Henri Fantin-Latour, Hommage à Delacroix, HST, 1864, Musée d'Orsay ( Baudelaire est assis en bas à droite) |
En quoi l'esquisse est-elle un idéal pour vous ? "L'esquisse-tableau
: pas de dessin préparatoire, la couleur posée directement sur la toile,
utilisation des blancs de la toile dans la construction de l'image, tout cela
répond à ce besoin qu'impose la vitesse d'exécution rêvée par Delacroix."
C'est au début du XIX° siècle que la valeur de l'esquisse
est instaurée, car elle permet au public de se sentir au plus près du travail
dans l'atelier. Diderot est précurseur de cette sensibilité : "Pourquoi une belle esquisse nous plaît-elle
plus qu'un beau tableau ? C'est qu'il y a plus de vie, moins de forme."

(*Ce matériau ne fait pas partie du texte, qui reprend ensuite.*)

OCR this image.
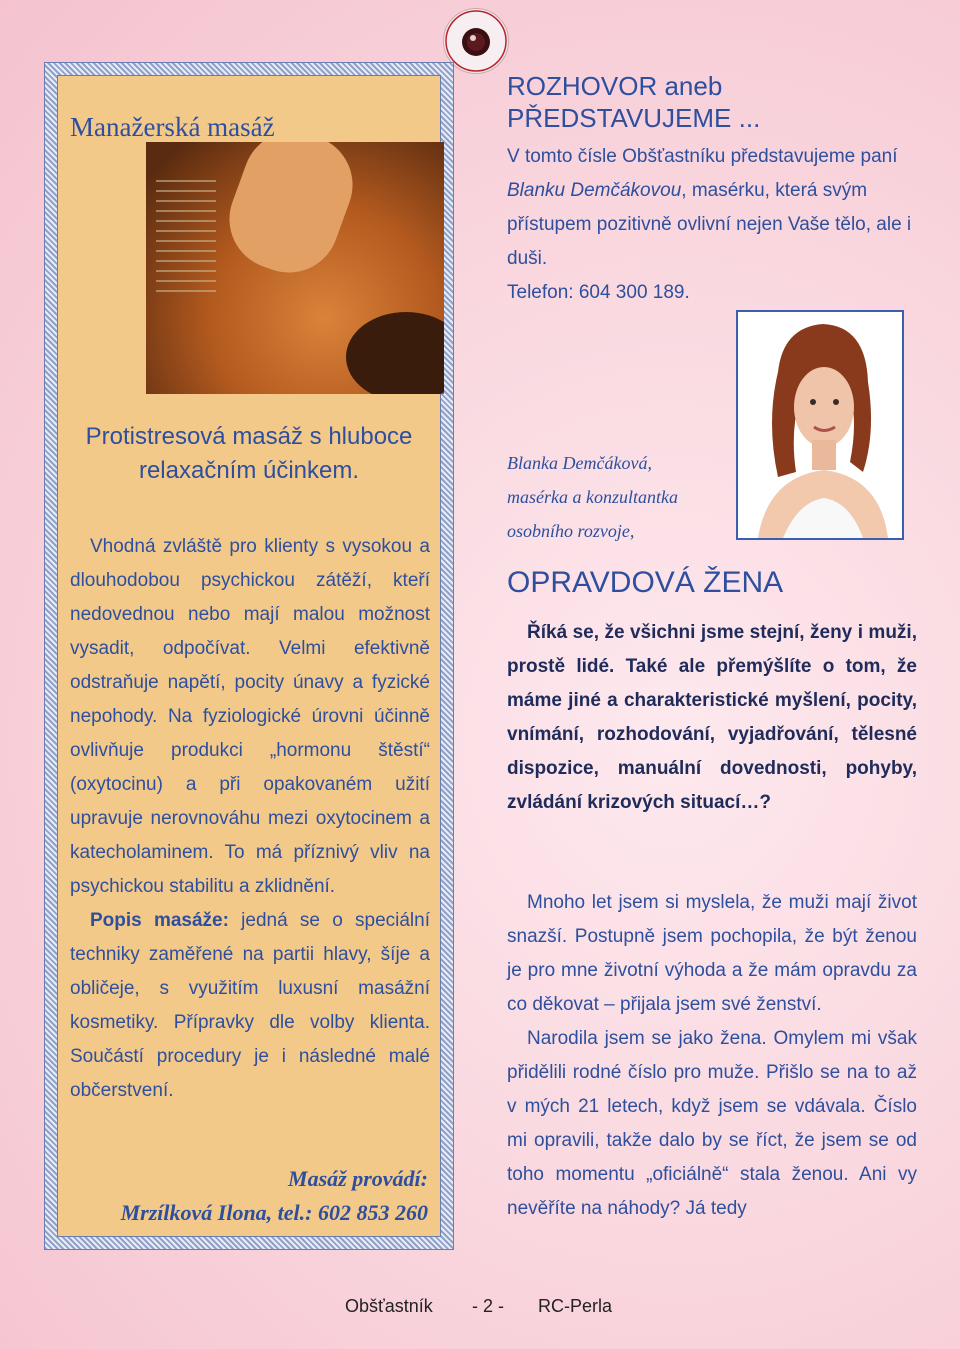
Manažerská masáž
Protistresová masáž s hluboce
relaxačním účinkem.

Vhodná zvláště pro klienty s vysokou a dlouhodobou psychickou zátěží, kteří nedovednou nebo mají malou možnost vysadit, odpočívat. Velmi efektivně odstraňuje napětí, pocity únavy a fyzické nepohody. Na fyziologické úrovni účinně ovlivňuje produkci „hormonu štěstí“ (oxytocinu) a při opakovaném užití upravuje nerovnováhu mezi oxytocinem a katecholaminem. To má příznivý vliv na psychickou stabilitu a zklidnění.

Popis masáže: jedná se o speciální techniky zaměřené na partii hlavy, šíje a obličeje, s využitím luxusní masážní kosmetiky. Přípravky dle volby klienta. Součástí procedury je i následné malé občerstvení.

Masáž provádí:
Mrzílková Ilona, tel.: 602 853 260
ROZHOVOR aneb
PŘEDSTAVUJEME ...

V tomto čísle Obšťastníku představujeme paní Blanku Demčákovou, masérku, která svým přístupem pozitivně ovlivní nejen Vaše tělo, ale i duši.

Telefon: 604 300 189.

Blanka Demčáková,
masérka a konzultantka
osobního rozvoje,
OPRAVDOVÁ ŽENA

Říká se, že všichni jsme stejní, ženy i muži, prostě lidé. Také ale přemýšlíte o tom, že máme jiné a charakteristické myšlení, pocity, vnímání, rozhodování, vyjadřování, tělesné dispozice, manuální dovednosti, pohyby, zvládání krizových situací…?

Mnoho let jsem si myslela, že muži mají život snazší. Postupně jsem pochopila, že být ženou je pro mne životní výhoda a že mám opravdu za co děkovat – přijala jsem své ženství.

Narodila jsem se jako žena. Omylem mi však přidělili rodné číslo pro muže. Přišlo se na to až v mých 21 letech, když jsem se vdávala. Číslo mi opravili, takže dalo by se říct, že jsem se od toho momentu „oficiálně“ stala ženou. Ani vy nevěříte na náhody? Já tedy

Obšťastník - 2 - RC-Perla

Comment travaillez-vous sur le motif ? "Une préparation
soignée de la palette est déjà un premier dialogue avec le motif. L'exécution
aborde le dialogue entre la toile et le motif. La finition est un dialogue de
l'artiste avec ce qui est sur la toile."
Ces précisions de François de Asis montrent l' "oeuvre
à faire" comme un processus vivant entre le motif, la toile et le
peintre. Il n'y a pas de dessin
préalable qui fixerait dès le début la structure de l'image à venir. Il s'agit
là-encore de saisir le commencement des commencements, les surgissements de la
nature pour le regard de l'homme-artiste pour poursuivre la création continue
de l'esquisse-tableau.
Etienne SOURIAU décrit cet appel de l'oeuvre en devenir qui
magnétise l'artiste vers un futur inattendu : "Je vous propose un terme dont je sais bien qu'on peut en contester la
convenance, et que d'ailleurs je soumets à votre critique : je parle de la
"forme spirituelle" de l'oeuvre. Ailleurs, il m'est arriver d'employer
cette expression : "L'ange de l'oeuvre", simplement pour répondre à
l'idée de quelque chose qui paraît venir d'un autre monde et jouer un rôle
annonciateur...Et sans doute pour ce rapprochement, de la forme spirituelle et
de l'ange, je pourrais m'abriter derrière l'autorité de William Blake... Une
forme accompagnée d'une sorte de halo d'espoir et d'émerveillement dont le
reflet est pour nous comme un orient.", dans Du mode d'existence de
l'oeuvre à faire.
Comment passez-vous de la forme empirique à la forme
artistique ? "La nature présente pendant
l'exécution apporte la vie (la sienne) et son inventivité débordante et
fulgurante au peintre.
Le peintre se souvient inconsciemment de ce qu'il a appris et oublié,
il ne pense pas lorsqu'il peint, il est tout attentionné à la nature qui
réalise des prouesses pour lui et qui l'invite à faire des prouesses (les
siennes) pour elle."
Ces confidences du peintre rappellent l'expérience
"romantique" de la nature (loin du classicisme qui entend surclasser
le beau naturel). Mais il vaudrait mieux parler d'une phénoménologie de l'expérience
de l'oeuvre et de la nature, avec l'évidence
d'un dialogue réelle entre la nature et l'artiste, une donation réciproque de
la nature envers l'homme, mais aussi de l'homme envers la nature.
Comment nous expliquer que votre peinture cherche à "fixer ce qui passe dans ce qui passe"
(Yves Bonnefoy) ? "Ni la nature, ni le peintre sont immobiles
et sans vie pendant l'exécution du tableau. Le reste est poésie."